Platz 6: Metzeler Sportec Klassik

  • Gewicht: vorn 5,1 kg, hinten 6,7 kg
  • Herstellungsland: Brasilien
  • Bewertung Landstraße/Alltag: Seine Handlichkeit ist zu träge, sein Feedback für die vorhandenen Haftreserven zu trocken.
  • Nasstest: Sein schmaler Grenzbereich lässt bei Regen kein gutes Gefühl aufkommen.
  • Fazit: Auf der Landstraße bleibt er zu farblos, und im Nassen gerät er schnell ins Hintertreffen.

Platz 7: Pirelli Sport Demon

  • Gewicht: vorn 5,2 kg, hinten 6,5 kg
  • Herstellungsland: Brasilien
  • Bewertung Landstraße/Alltag: Trägem Einlenkverhalten, schlechter Rückmeldung, wenig Gripreserven.
  • Nasstest: Weite Bögen in Kurven, frühzeitiges Durchdrehen beim Beschleunigen, schmaler Grenzbereich, wenig Feedback.
  • Fazit: Auf der Test-Yamaha verliert der Pirelli durch seinen trägen Grundcharakter und schwachen Grip reichlich Punkte.

Scrambler Reifen 2025

Scrambler sind klassische (oder klassisch anmutende) Maschinen mit großem Hubraum, die sich sowohl für den Straßeneinsatz als auch leichtes Gelände eignen.

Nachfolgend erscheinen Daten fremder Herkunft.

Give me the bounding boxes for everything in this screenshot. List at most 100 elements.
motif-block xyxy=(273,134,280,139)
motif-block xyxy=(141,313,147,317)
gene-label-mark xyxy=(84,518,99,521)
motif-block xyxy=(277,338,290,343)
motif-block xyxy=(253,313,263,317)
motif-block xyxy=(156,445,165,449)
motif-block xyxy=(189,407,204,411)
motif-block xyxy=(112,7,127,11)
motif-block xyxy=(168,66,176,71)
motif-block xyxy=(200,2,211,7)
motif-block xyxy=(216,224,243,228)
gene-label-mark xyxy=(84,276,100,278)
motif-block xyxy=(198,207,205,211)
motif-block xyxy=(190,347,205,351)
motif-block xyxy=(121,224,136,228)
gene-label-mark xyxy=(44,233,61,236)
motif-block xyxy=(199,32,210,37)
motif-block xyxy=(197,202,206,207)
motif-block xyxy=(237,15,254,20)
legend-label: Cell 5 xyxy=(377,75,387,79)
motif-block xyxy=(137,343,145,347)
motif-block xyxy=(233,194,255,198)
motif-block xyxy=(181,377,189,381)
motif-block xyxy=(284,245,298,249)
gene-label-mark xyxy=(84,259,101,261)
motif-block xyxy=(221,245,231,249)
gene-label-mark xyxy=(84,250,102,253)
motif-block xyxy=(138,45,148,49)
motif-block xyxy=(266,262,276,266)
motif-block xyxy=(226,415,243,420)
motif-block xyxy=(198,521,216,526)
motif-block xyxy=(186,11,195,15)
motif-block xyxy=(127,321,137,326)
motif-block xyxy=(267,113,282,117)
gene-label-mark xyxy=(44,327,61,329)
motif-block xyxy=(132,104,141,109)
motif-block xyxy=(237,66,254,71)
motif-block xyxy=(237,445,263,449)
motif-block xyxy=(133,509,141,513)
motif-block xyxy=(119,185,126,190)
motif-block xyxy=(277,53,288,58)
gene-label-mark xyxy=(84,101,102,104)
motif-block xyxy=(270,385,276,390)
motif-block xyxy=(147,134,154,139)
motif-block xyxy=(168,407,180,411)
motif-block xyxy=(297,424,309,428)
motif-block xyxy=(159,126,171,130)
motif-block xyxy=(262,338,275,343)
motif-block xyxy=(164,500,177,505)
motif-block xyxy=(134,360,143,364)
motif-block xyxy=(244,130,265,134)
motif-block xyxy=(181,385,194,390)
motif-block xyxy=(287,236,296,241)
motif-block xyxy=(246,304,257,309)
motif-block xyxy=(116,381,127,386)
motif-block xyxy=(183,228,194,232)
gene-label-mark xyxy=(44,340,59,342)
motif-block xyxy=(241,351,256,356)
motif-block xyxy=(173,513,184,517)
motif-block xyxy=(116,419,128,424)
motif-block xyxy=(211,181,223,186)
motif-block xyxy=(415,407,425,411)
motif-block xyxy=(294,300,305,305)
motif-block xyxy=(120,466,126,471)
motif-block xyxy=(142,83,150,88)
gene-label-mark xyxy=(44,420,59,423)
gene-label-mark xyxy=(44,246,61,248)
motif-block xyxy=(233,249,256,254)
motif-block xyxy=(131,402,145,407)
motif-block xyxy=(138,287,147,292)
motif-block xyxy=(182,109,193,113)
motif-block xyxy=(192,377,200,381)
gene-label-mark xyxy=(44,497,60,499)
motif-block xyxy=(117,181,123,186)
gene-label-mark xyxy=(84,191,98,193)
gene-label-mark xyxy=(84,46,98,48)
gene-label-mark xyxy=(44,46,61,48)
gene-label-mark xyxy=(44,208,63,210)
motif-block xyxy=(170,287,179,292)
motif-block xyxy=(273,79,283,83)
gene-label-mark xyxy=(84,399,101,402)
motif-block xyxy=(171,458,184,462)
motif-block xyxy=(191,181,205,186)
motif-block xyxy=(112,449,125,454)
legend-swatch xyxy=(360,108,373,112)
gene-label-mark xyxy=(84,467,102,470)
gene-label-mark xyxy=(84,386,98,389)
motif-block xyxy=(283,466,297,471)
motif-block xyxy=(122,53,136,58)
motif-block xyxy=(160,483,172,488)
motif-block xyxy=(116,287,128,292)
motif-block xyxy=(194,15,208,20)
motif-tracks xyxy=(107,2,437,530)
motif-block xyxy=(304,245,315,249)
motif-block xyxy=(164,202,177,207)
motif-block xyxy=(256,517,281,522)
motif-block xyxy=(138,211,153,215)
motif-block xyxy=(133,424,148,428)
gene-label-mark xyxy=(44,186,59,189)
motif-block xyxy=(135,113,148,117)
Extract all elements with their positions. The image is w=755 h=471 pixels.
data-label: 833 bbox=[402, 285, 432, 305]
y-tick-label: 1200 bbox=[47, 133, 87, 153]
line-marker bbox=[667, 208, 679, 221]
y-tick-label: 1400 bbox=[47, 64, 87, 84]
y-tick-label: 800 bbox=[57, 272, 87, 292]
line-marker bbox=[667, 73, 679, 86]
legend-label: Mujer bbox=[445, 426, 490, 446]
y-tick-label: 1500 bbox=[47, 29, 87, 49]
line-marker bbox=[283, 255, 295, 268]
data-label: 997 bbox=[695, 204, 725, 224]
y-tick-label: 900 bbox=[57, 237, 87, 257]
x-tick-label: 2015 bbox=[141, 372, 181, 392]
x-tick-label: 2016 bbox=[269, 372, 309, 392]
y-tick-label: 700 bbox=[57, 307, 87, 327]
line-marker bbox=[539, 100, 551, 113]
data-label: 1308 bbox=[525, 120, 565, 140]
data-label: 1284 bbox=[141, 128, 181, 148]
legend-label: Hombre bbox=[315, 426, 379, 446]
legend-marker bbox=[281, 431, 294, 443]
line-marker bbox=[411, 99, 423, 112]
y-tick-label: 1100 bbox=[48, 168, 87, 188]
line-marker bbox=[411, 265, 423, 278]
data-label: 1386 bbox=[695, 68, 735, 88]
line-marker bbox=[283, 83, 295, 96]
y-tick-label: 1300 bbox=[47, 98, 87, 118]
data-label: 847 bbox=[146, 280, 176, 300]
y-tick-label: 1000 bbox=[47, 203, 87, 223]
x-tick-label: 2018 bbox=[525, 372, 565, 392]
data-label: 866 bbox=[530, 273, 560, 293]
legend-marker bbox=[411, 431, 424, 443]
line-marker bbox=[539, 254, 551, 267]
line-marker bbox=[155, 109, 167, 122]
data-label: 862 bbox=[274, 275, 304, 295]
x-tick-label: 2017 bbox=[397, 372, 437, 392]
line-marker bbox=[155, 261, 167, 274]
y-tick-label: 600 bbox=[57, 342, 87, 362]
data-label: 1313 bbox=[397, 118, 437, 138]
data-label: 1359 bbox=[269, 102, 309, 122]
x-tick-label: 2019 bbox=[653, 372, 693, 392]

Auf Scramblern werden daher oftmals Reifen gefahren, die ein straßenoptimiertes Stollenprofil aufweisen.

Empfehlenswerte Scrambler Reifen

  • Dunlop Mutant: Vielseitiger Motorradreifen mit ausgezeichneter Traktion und Haftung auf trockenen und nassen Straßen sowie auf lockerem Untergrund.
  • Bridgestone Scrambler AX41S: Robustes Profil für optimale Traktion auf unterschiedlichsten Untergründen, Langlebigkeit und Fahrstabilität auf asphaltierten Straßen.
  • Pirelli Scorpion Rally STR: Fortschrittliche Gummimischung für ausgezeichnete Traktion und Grip auf verschiedenen Untergründen, optimale Selbstreinigungsfunktion.
  • Heidenau K73: Robustes Profilmuster mit tiefen Rillen und aggressiven Stollen für hervorragende Traktion auf unbefestigten Straßen und leichten Offroad-Bedingungen.